Ethan Mollick, Associate Professor at The Wharton School and author of Co-Intelligence, recently shared something that caught my attention: "Increasing problem with publishing work on AI is that the publication process is much slower than working paper process, so when papers finally get full peer reviews, authors are asked to account for newer papers that are built on the paper under review!" He calls it a kind of "research ouroborous," and if you have ever tried to publish anything in a fast-moving field, you can probably feel the bite.

What Mollick is describing is not just an inconvenience. It is a structural mismatch between the tempo of AI progress and the tempo of academic validation. And because published, peer-reviewed papers are still the currency of tenure and promotion, this mismatch shapes careers, incentives, and the kinds of claims researchers are willing to make.

In this post, I want to expand on Mollick's point and translate it into practical guidance: what is actually happening in AI publishing, why it is getting worse, and what it might look like to build papers designed to survive continuous model updates.

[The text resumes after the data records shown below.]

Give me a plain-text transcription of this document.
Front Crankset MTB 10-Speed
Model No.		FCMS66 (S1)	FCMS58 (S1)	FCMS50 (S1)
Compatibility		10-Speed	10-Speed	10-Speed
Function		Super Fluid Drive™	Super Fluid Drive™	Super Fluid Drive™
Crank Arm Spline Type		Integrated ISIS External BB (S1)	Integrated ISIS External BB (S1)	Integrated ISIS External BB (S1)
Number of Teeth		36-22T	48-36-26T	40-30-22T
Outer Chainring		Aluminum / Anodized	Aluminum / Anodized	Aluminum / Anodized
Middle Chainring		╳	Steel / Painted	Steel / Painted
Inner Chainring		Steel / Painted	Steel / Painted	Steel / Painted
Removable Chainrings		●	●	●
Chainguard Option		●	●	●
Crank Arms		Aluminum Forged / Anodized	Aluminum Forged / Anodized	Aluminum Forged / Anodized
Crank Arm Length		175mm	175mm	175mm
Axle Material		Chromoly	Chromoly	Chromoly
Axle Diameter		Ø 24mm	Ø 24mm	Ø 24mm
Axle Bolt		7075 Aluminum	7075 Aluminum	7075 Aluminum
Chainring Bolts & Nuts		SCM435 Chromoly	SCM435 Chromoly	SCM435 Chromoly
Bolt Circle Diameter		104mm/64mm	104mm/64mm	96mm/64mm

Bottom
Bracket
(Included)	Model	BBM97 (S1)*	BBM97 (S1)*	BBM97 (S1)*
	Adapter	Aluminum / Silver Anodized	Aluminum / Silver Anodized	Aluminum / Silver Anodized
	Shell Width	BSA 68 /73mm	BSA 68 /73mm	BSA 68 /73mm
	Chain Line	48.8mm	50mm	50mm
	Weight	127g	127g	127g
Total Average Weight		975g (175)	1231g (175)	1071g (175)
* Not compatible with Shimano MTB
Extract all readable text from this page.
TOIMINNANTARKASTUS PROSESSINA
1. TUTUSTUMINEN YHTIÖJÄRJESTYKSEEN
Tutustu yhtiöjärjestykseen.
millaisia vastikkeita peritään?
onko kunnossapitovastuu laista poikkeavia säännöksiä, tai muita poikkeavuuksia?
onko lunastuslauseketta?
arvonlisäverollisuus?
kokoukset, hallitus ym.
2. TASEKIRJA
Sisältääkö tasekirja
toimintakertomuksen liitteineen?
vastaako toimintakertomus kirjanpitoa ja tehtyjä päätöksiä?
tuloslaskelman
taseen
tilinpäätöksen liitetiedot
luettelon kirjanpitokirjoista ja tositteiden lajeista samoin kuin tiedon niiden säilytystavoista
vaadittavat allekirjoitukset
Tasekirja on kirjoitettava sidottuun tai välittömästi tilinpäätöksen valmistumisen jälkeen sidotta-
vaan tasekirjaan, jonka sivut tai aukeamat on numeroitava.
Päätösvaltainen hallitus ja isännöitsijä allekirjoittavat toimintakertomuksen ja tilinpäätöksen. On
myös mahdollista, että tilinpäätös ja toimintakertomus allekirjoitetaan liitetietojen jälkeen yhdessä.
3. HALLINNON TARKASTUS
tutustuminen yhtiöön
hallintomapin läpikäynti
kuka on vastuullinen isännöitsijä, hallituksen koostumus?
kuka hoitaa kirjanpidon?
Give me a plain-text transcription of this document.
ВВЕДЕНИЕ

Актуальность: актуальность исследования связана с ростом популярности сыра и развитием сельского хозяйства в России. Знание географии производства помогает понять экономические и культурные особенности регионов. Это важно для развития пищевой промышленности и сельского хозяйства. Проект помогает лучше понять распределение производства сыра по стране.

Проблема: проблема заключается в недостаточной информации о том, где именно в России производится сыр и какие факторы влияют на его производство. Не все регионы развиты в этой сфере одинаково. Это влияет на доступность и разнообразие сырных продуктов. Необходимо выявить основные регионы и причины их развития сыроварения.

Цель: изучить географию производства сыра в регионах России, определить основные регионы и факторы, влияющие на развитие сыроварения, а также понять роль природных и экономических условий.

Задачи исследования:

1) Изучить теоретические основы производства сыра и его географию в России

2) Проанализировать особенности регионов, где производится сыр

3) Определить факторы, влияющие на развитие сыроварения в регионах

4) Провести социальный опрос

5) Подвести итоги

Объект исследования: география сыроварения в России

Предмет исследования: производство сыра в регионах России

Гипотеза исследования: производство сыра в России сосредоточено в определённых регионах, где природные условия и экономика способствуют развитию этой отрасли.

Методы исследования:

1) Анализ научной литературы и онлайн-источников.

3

The AI publishing time gap is no longer a rounding error

AI research has always moved quickly, but the last few years have changed the baseline. Model capability can jump meaningfully within a single year, and sometimes within months. Meanwhile, journal and top-conference pipelines routinely take many months to more than a year from initial submission to final publication.

Mollick highlights the core collision: by the time a paper is fully reviewed, it may be required to cite and address newer work that used the authors' own working paper as a foundation.

"When papers finally get full peer reviews, authors are asked to account for newer papers that are built on the paper under review!"

This creates a strange loop:

Researchers share a working paper to get feedback and establish priority.
Others build on it quickly, often in public.
Reviewers later ask the original authors to address these follow-on results.
The original paper gets revised, resubmitted, and delayed further.

None of this is malicious. It is just what happens when dissemination is measured in days and certification is measured in seasons.

The "model version" problem: your results age out before they print

Mollick also points to a second, related issue: working papers are often written about earlier models. Reviewers who know the space will ask authors to re-run experiments on newer systems.

That request is reasonable. It is also destabilizing.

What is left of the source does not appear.